Pure water is very weakly dissociated, meaning that the amount of H+ and OH- is very small. If we look at the autoprotolysis equilibrium of water
$$\ce{H2O <=> H+ + OH-}$$
and its autoprotolysis constant at 25 °C
$$\ce{K_w = [H+][OH-] = 1.01\times10^{-14}}$$
According to the equation above we know that the H+ and OH- are the same, so we can easily calculate that the concentration of H+ is around $\ce{1.005\times10^{-7}}$ mol/L
Now let's assume you add a small amount of a strong acid, such as HCl, so that the concentration of this acid solution is 0.001 mol/L. If we assume a complete dissociation of HCl according to the following equation
$$\ce{HCl -> H+ + Cl-}$$
we know that the concentrations of H+ and Cl- ions are the same, and equal to 0.001 or $\ce{1.0\times10^{-3}}$ mol/L. Thus, several orders of magnitude higher than the amount of H+ ions coming from water.

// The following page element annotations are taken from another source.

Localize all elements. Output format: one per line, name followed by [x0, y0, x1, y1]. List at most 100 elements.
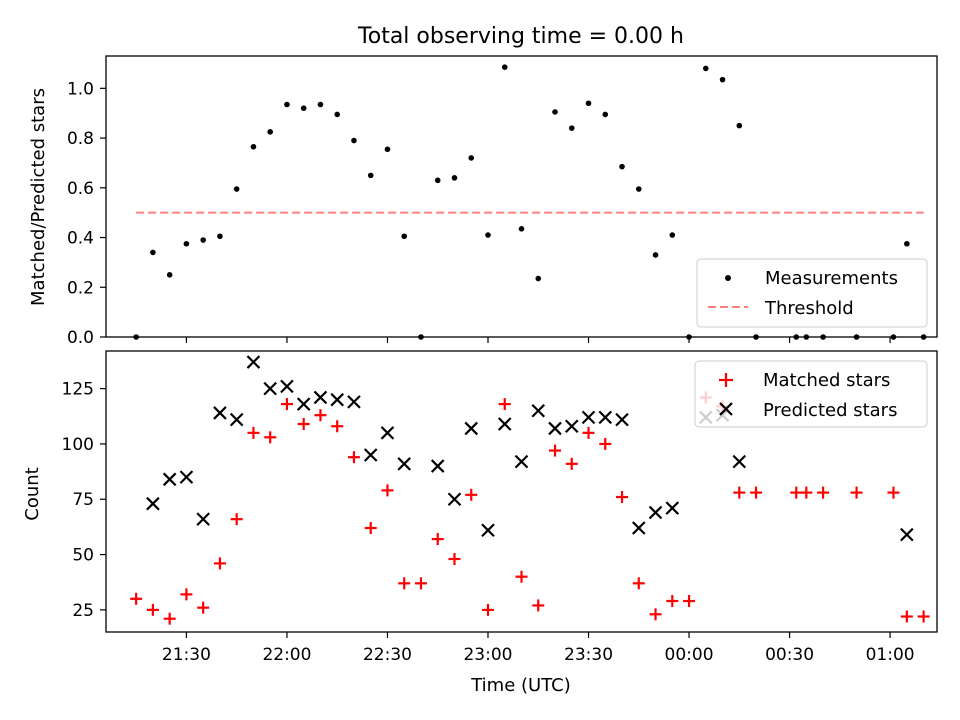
predicted-star-point	[648, 505, 663, 520]
matched-star-point	[146, 603, 159, 616]
x-tick-label: 00:30	[765, 645, 814, 665]
matched-star-point	[649, 608, 662, 621]
predicted-star-point	[598, 410, 613, 425]
matched-star-point	[381, 484, 394, 497]
measurement-point	[183, 240, 190, 247]
matched-star-point	[565, 457, 578, 470]
measurement-point	[585, 100, 592, 107]
measurement-point	[384, 146, 391, 153]
predicted-star-point	[196, 512, 210, 526]
matched-star-point	[817, 486, 830, 499]
predicted-star-point	[246, 355, 261, 369]
matched-star-point	[280, 398, 293, 411]
bottom-marks	[130, 355, 930, 625]
matched-star-point	[917, 610, 930, 623]
matched-star-point	[213, 557, 226, 570]
matched-star-point	[733, 486, 746, 499]
measurement-point	[317, 101, 324, 108]
measurement-point	[535, 275, 542, 282]
bottom-axes-frame	[105, 350, 938, 633]
measurement-point	[635, 186, 642, 192]
measurement-point	[451, 175, 458, 181]
measurement-point	[719, 76, 726, 83]
predicted-star-point	[464, 421, 479, 436]
predicted-star-point	[581, 410, 596, 425]
x-tick-label: 21:30	[162, 645, 211, 665]
measurement-point	[552, 109, 558, 115]
predicted-star-point	[146, 496, 160, 511]
matched-star-point	[297, 418, 310, 431]
predicted-star-point	[347, 395, 361, 409]
predicted-star-point	[280, 379, 294, 394]
predicted-star-point	[481, 523, 495, 537]
top-y-tick-label: 0.6	[67, 179, 94, 199]
x-tick-label: 22:30	[363, 645, 412, 665]
predicted-star-point	[296, 397, 311, 411]
matched-star-point	[314, 409, 327, 422]
legend-measurements-marker	[725, 275, 731, 281]
predicted-star-point	[531, 403, 546, 418]
measurement-point	[250, 143, 257, 150]
predicted-star-point	[564, 419, 579, 434]
top-y-tick-label: 0.8	[67, 129, 94, 149]
predicted-star-point	[330, 392, 344, 407]
matched-star-point	[481, 603, 494, 616]
measurement-point	[702, 65, 709, 72]
top-y-tick-label: 0.4	[67, 229, 94, 249]
measurement-point	[518, 226, 525, 232]
matched-star-point	[347, 451, 360, 464]
measurement-point	[367, 172, 374, 179]
bottom-y-tick-label: 100	[62, 435, 94, 455]
measurement-point	[652, 252, 659, 258]
bottom-x-axis: 21:30 22:00 22:30 23:00 23:30 00:00 00:30 01:00	[162, 632, 915, 665]
measurement-point	[200, 237, 206, 243]
x-tick-label: 23:00	[463, 645, 512, 665]
top-marks	[133, 64, 927, 340]
matched-star-point	[850, 486, 863, 499]
top-y-tick-label: 1.0	[67, 79, 94, 99]
legend-threshold-label: Threshold	[764, 298, 854, 319]
matched-star-point	[414, 577, 427, 590]
bottom-y-axis: 25 50 75 100 125	[62, 380, 106, 621]
x-tick-label: 23:30	[564, 645, 613, 665]
predicted-star-point	[380, 426, 395, 440]
x-tick-label: 01:00	[866, 645, 915, 665]
measurement-point	[217, 233, 223, 240]
predicted-star-point	[447, 492, 462, 507]
measurement-point	[736, 122, 743, 129]
top-axes-frame	[105, 55, 938, 338]
predicted-star-point	[179, 470, 194, 484]
predicted-star-point	[213, 406, 227, 420]
x-tick-label: 00:00	[665, 645, 714, 665]
matched-star-point	[599, 437, 612, 450]
predicted-star-point	[263, 381, 277, 396]
measurement-point	[468, 155, 475, 161]
measurement-point	[166, 272, 173, 278]
matched-star-point	[683, 595, 696, 608]
measurement-point	[434, 177, 441, 184]
top-panel: 0.0 0.2 0.4 0.6 0.8 1.0 Matched/Predicted sta…	[28, 55, 938, 348]
measurement-point	[334, 111, 341, 118]
measurement-point	[401, 233, 408, 240]
measurement-point	[233, 186, 240, 192]
legend-predicted-marker	[719, 402, 733, 416]
matched-star-point	[582, 426, 595, 439]
predicted-star-point	[497, 417, 512, 431]
measurement-point	[485, 232, 491, 238]
measurement-point	[568, 125, 575, 131]
predicted-star-point	[900, 527, 914, 542]
top-y-tick-label: 0.0	[67, 328, 94, 348]
measurement-point	[619, 163, 625, 170]
matched-star-point	[666, 595, 679, 608]
bottom-legend: Matched stars Predicted stars	[694, 360, 928, 428]
bottom-legend-box	[694, 360, 928, 428]
matched-star-point	[398, 577, 411, 590]
bottom-y-axis-label: Count	[22, 467, 43, 520]
matched-star-point	[616, 491, 629, 504]
matched-star-point	[750, 486, 763, 499]
matched-star-point	[900, 610, 913, 623]
matched-star-point	[130, 592, 143, 605]
matched-star-point	[264, 431, 277, 444]
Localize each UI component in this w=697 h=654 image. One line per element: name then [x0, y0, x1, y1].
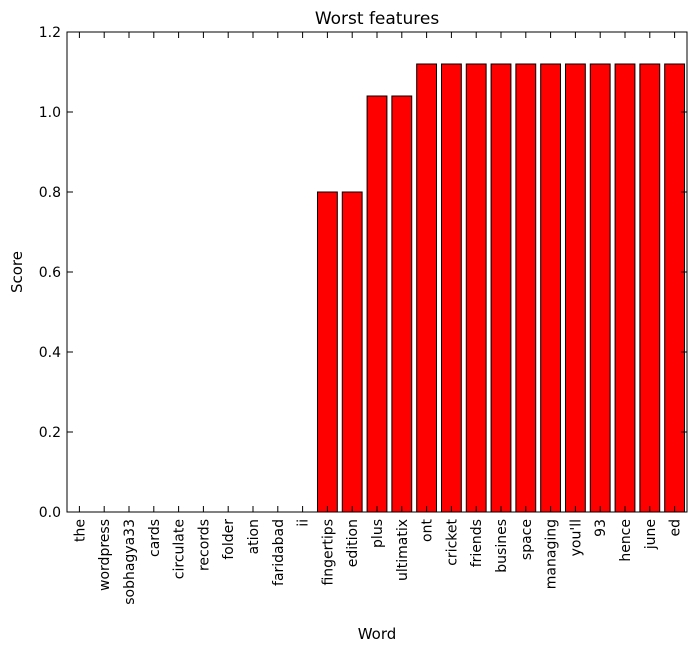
- x-tick-label-8: faridabad: [271, 519, 287, 586]
- x-tick-label-24: ed: [668, 519, 684, 537]
- bar-12: [366, 95, 388, 513]
- x-tick-label-4: circulate: [172, 519, 188, 579]
- bar-18: [515, 63, 537, 513]
- y-tick-label-4: 0.8: [39, 185, 61, 201]
- ticks-layer: 0.0 0.2 0.4 0.6 0.8 1.0 1.2 the wordpress sobhagy…: [39, 25, 687, 605]
- bar-13: [391, 95, 413, 513]
- x-tick-label-22: hence: [618, 519, 634, 562]
- y-tick-label-5: 1.0: [39, 105, 61, 121]
- chart-title: Worst features: [315, 9, 440, 29]
- bar-21: [589, 63, 611, 513]
- x-tick-label-0: the: [72, 519, 88, 542]
- x-tick-label-18: space: [519, 519, 535, 560]
- bar-14: [416, 63, 438, 513]
- x-tick-label-17: busines: [494, 519, 510, 573]
- x-tick-label-3: cards: [147, 519, 163, 557]
- bar-19: [540, 63, 562, 513]
- y-tick-label-0: 0.0: [39, 505, 61, 521]
- x-axis-title: Word: [358, 625, 397, 643]
- bar-16: [465, 63, 487, 513]
- bar-24: [664, 63, 686, 513]
- y-axis-title: Score: [8, 251, 26, 293]
- x-tick-label-16: friends: [469, 519, 485, 567]
- x-tick-label-14: ont: [420, 518, 436, 541]
- x-tick-label-21: 93: [593, 519, 609, 537]
- y-tick-label-2: 0.4: [39, 345, 61, 361]
- x-tick-label-19: managing: [544, 519, 560, 589]
- y-tick-label-1: 0.2: [39, 425, 61, 441]
- bars-layer: [316, 63, 686, 513]
- bar-10: [316, 191, 338, 513]
- x-tick-label-1: wordpress: [97, 519, 113, 591]
- x-tick-label-13: ultimatix: [395, 519, 411, 581]
- bar-11: [341, 191, 363, 513]
- x-tick-label-12: plus: [370, 519, 386, 548]
- x-tick-label-2: sobhagya33: [122, 519, 138, 605]
- bar-22: [614, 63, 636, 513]
- x-tick-label-20: you'll: [568, 519, 584, 556]
- x-tick-label-11: edition: [345, 519, 361, 567]
- x-tick-label-6: folder: [221, 519, 237, 560]
- x-tick-label-9: ii: [296, 519, 312, 527]
- x-tick-label-23: june: [643, 519, 659, 550]
- bar-23: [639, 63, 661, 513]
- bar-17: [490, 63, 512, 513]
- bar-20: [564, 63, 586, 513]
- x-tick-label-10: fingertips: [320, 519, 336, 586]
- y-tick-label-6: 1.2: [39, 25, 61, 41]
- x-tick-label-5: records: [196, 519, 212, 571]
- x-tick-label-7: ation: [246, 519, 262, 554]
- y-tick-label-3: 0.6: [39, 265, 61, 281]
- bar-15: [440, 63, 462, 513]
- x-tick-label-15: cricket: [444, 519, 460, 566]
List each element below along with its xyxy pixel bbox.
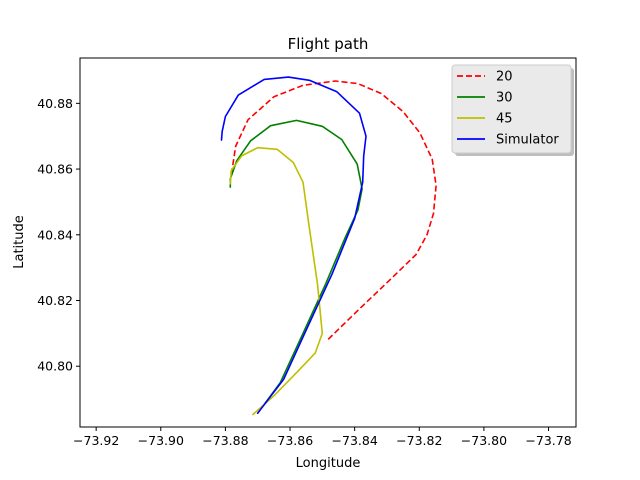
x-ticks: −73.92 −73.90 −73.88 −73.86 −73.84 −73.82 −73.… <box>73 427 572 448</box>
x-tick-label: −73.88 <box>202 433 248 448</box>
x-tick-label: −73.90 <box>138 433 184 448</box>
legend: 20 30 45 Simulator <box>451 64 574 156</box>
x-tick-label: −73.86 <box>267 433 313 448</box>
x-tick-label: −73.80 <box>461 433 507 448</box>
x-axis-label: Longitude <box>296 456 361 471</box>
y-tick-label: 40.82 <box>37 293 73 308</box>
chart-title: Flight path <box>288 35 369 53</box>
x-tick-label: −73.82 <box>396 433 442 448</box>
series-line-45 <box>229 146 324 416</box>
series-layer <box>220 76 437 416</box>
series-line-20 <box>230 80 437 340</box>
legend-items: 20 30 45 Simulator <box>457 70 559 148</box>
y-tick-label: 40.80 <box>37 359 73 374</box>
y-ticks: 40.80 40.82 40.84 40.86 40.88 <box>37 96 80 374</box>
series-line-30 <box>229 119 363 414</box>
x-tick-label: −73.78 <box>525 433 571 448</box>
y-tick-label: 40.84 <box>37 227 73 242</box>
y-tick-label: 40.88 <box>37 96 73 111</box>
x-tick-label: −73.84 <box>332 433 378 448</box>
x-tick-label: −73.92 <box>73 433 119 448</box>
legend-box <box>451 64 572 154</box>
y-axis-label: Latitude <box>12 215 27 269</box>
legend-label-simulator: Simulator <box>496 133 559 148</box>
axes-frame <box>79 57 577 428</box>
y-tick-label: 40.86 <box>37 162 73 177</box>
legend-label-30: 30 <box>496 91 513 106</box>
series-line-simulator <box>220 76 367 414</box>
legend-label-20: 20 <box>496 70 513 85</box>
legend-label-45: 45 <box>496 112 513 127</box>
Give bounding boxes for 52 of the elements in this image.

So when calculating the pH we can use only the concentration of H+ from HCl dissociation, where $\ce{pH = -log_{10}(1.0\times10^{-3}) = 3}$. Or you can sum up the concentration of H+ coming from HCl and $\ce{H2O}$, where $\ce{pH = -log_{10}(1.0\times10^{-3} + 1.005\times10^{-7}}) \approx 3$ or more specifically 2.99996. But of course, this amount of decimal numbers makes no sense.